I think this is the first time we get to see Emma triumph over Mr. Knightley not only in argument, but in empathy for others. We readers have always known Mr. Knightley as emma’s intellectual equal, so this scene, in which she makes several solid and sympathetic points about why Frank Churchill ought to be well-regarded despite his flakiness, highlights where Emma is able to hold more kindness and space for nuance than Mr. Knightley. This is pivotal in that it surprises Emma and hints to the reader of the shifting balances between the two characters.

(Austen 273)

Kaylee’s Pick

Chapter 38

This chapter is very fast-paced and intriguing with the ridiculous drama surrounding the long-awaited ball. What makes the ball the absolute best is the way Austen forces the many plot lines of the novel to collide in a chapter that features practically every character. There’s drama between the Volume 1 love triangle: Emma, Harriet, and Mr. Elton. Then there’s even more mystery from Volume 2’s feature characters: Emma, Frank Churchill, and Jane Fairfax. The collision of each volume’s main plot results in Volume 3’s focus: the romantic development of Emma and Mr. Knightley.

(Austen 258)

Lilia’s Pick

Chapter 40

I love to write all over my books and comment on the story alongside the characters, but in this chapter I felt as if I became on of the “girls” and just enjoyed the moment of being there in the melodrama of Harriet’s treasures and confessions. I then bookmarked this chapter as one of my absolutely favorites. I hope that when you read it, you feel a part of Emma and Harriet’s girl hang too as we support Harriet in letting go of her box of ex’s things. Breakups are hard, especially when the other person didn’t even realize they were courting you (poor Harriet). 

(Austen 273)

Nicole’s Pick

Chapter 49

“‘As a friend!’ — repeated Mr. Knightley. — ‘Emma, that I fear is a word—No, I have no wish—Stay yes, why should I hesitate?==I have gone too far already for concealment.—Emma, I accept your offer—Extraordinary as it may seem, I accept it, and refer to you as a friend.—Tell me then, do I have no chance of ever succeeding?’”
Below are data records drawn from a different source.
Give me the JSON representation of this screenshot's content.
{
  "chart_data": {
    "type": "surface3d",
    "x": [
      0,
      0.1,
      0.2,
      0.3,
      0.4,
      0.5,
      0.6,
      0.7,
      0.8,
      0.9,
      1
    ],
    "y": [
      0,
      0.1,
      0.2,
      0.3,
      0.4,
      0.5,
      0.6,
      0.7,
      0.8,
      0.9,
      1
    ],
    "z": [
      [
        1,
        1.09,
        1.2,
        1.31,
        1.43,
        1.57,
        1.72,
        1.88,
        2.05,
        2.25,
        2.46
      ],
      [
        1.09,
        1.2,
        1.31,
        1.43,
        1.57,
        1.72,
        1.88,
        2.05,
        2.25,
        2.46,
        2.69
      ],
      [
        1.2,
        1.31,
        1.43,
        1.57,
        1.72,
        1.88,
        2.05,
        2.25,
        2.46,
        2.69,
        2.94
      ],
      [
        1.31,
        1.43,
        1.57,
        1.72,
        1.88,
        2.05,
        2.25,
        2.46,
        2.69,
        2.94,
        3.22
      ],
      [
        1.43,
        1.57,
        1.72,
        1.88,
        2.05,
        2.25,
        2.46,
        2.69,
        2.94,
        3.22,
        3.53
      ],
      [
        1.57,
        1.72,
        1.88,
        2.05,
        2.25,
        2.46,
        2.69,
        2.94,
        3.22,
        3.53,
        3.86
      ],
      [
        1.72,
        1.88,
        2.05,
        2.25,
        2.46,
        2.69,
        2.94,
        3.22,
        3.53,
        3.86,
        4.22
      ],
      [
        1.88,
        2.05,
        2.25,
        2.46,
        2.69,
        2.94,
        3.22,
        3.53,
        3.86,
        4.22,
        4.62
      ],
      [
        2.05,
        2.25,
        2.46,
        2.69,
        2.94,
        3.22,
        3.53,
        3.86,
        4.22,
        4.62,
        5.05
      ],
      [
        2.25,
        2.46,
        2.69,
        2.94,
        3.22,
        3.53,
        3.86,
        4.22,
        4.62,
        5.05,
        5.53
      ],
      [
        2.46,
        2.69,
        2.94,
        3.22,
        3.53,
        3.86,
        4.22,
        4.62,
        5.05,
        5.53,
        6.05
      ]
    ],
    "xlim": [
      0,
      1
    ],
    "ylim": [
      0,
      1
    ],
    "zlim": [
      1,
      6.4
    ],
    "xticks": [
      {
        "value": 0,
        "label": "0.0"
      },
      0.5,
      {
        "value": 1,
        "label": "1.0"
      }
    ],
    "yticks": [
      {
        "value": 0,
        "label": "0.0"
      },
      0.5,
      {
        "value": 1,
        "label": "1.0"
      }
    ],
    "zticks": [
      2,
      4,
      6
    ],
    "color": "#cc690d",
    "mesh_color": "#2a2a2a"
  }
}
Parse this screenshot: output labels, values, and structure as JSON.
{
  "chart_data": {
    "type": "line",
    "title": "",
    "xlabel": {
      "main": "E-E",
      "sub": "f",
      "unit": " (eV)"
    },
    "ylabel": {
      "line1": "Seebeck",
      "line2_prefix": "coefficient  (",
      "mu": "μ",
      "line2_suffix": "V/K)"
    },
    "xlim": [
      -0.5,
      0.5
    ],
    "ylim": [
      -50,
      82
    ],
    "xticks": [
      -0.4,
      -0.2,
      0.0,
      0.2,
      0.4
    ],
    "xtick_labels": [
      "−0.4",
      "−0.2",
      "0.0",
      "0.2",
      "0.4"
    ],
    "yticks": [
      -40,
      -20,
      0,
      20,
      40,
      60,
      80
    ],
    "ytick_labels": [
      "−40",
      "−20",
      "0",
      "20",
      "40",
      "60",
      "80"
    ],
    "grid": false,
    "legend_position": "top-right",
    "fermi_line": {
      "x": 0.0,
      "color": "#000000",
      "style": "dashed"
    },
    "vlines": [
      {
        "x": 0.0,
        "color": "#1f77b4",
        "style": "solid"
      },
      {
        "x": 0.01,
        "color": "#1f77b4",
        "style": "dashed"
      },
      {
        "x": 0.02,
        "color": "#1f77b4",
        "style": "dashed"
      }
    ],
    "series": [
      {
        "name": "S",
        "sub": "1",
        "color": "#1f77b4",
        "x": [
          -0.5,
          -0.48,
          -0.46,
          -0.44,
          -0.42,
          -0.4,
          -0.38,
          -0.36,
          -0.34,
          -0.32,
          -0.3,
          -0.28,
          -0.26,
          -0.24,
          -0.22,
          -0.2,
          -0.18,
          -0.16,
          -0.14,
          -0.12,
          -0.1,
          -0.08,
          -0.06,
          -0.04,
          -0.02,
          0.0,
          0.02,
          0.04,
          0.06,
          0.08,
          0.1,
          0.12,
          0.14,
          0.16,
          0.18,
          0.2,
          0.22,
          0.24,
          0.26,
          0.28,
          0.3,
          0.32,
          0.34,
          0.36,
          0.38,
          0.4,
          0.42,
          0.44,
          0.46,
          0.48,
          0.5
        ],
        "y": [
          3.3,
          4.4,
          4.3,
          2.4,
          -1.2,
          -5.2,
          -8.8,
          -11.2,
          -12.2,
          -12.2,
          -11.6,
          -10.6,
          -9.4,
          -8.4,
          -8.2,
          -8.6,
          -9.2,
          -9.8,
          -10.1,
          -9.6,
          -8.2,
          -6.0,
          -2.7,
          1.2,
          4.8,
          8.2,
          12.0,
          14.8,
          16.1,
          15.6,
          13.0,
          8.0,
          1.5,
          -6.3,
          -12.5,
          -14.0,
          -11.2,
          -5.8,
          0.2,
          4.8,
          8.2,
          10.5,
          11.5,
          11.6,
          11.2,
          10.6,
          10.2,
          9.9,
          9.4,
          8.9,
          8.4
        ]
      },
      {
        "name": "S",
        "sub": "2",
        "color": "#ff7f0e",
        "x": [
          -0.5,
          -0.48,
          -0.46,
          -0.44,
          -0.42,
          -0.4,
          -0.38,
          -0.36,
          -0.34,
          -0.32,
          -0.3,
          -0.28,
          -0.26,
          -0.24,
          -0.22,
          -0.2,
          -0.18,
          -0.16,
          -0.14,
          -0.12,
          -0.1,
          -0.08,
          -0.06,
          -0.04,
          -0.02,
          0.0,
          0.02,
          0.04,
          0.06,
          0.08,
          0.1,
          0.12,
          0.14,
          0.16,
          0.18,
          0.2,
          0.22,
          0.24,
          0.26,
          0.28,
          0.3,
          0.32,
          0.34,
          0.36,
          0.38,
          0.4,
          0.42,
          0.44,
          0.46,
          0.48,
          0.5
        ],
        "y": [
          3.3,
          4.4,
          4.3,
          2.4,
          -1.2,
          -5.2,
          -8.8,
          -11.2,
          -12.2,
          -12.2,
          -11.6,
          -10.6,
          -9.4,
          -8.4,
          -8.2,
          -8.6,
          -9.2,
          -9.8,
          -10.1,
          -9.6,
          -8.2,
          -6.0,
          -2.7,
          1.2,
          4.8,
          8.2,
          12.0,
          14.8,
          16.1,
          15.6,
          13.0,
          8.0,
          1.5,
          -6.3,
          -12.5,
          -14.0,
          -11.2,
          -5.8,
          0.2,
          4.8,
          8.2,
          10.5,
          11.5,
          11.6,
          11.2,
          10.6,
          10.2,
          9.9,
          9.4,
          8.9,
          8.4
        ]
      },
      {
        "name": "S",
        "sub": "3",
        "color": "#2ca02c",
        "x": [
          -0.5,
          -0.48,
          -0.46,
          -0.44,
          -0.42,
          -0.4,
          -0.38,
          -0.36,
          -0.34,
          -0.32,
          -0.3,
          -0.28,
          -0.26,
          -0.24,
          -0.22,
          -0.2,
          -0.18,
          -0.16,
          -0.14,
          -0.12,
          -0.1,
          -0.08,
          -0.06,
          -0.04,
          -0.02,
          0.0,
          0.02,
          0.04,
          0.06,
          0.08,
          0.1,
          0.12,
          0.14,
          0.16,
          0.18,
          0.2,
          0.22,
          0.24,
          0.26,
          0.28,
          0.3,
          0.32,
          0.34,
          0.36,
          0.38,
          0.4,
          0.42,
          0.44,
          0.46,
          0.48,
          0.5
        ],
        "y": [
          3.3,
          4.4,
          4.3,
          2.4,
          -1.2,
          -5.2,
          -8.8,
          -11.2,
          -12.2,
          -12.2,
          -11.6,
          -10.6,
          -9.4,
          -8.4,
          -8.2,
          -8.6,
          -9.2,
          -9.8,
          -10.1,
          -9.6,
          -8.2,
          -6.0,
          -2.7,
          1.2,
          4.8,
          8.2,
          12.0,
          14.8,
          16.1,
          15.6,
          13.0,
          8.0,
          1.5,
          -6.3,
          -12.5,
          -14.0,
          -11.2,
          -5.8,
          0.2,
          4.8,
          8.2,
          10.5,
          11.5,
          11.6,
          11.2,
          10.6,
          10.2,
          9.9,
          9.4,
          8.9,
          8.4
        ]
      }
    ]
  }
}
This is my favorite quote because (1) this is when I realized that this was actually happening, that all my worries were over, and (2) I like how he is talking to himself, it feels out of character for him which kind of shows how far this man is gone, and (3) the last line have me goosebumps, and I felt like I could viscerally feel the emotion and anguish in his voice.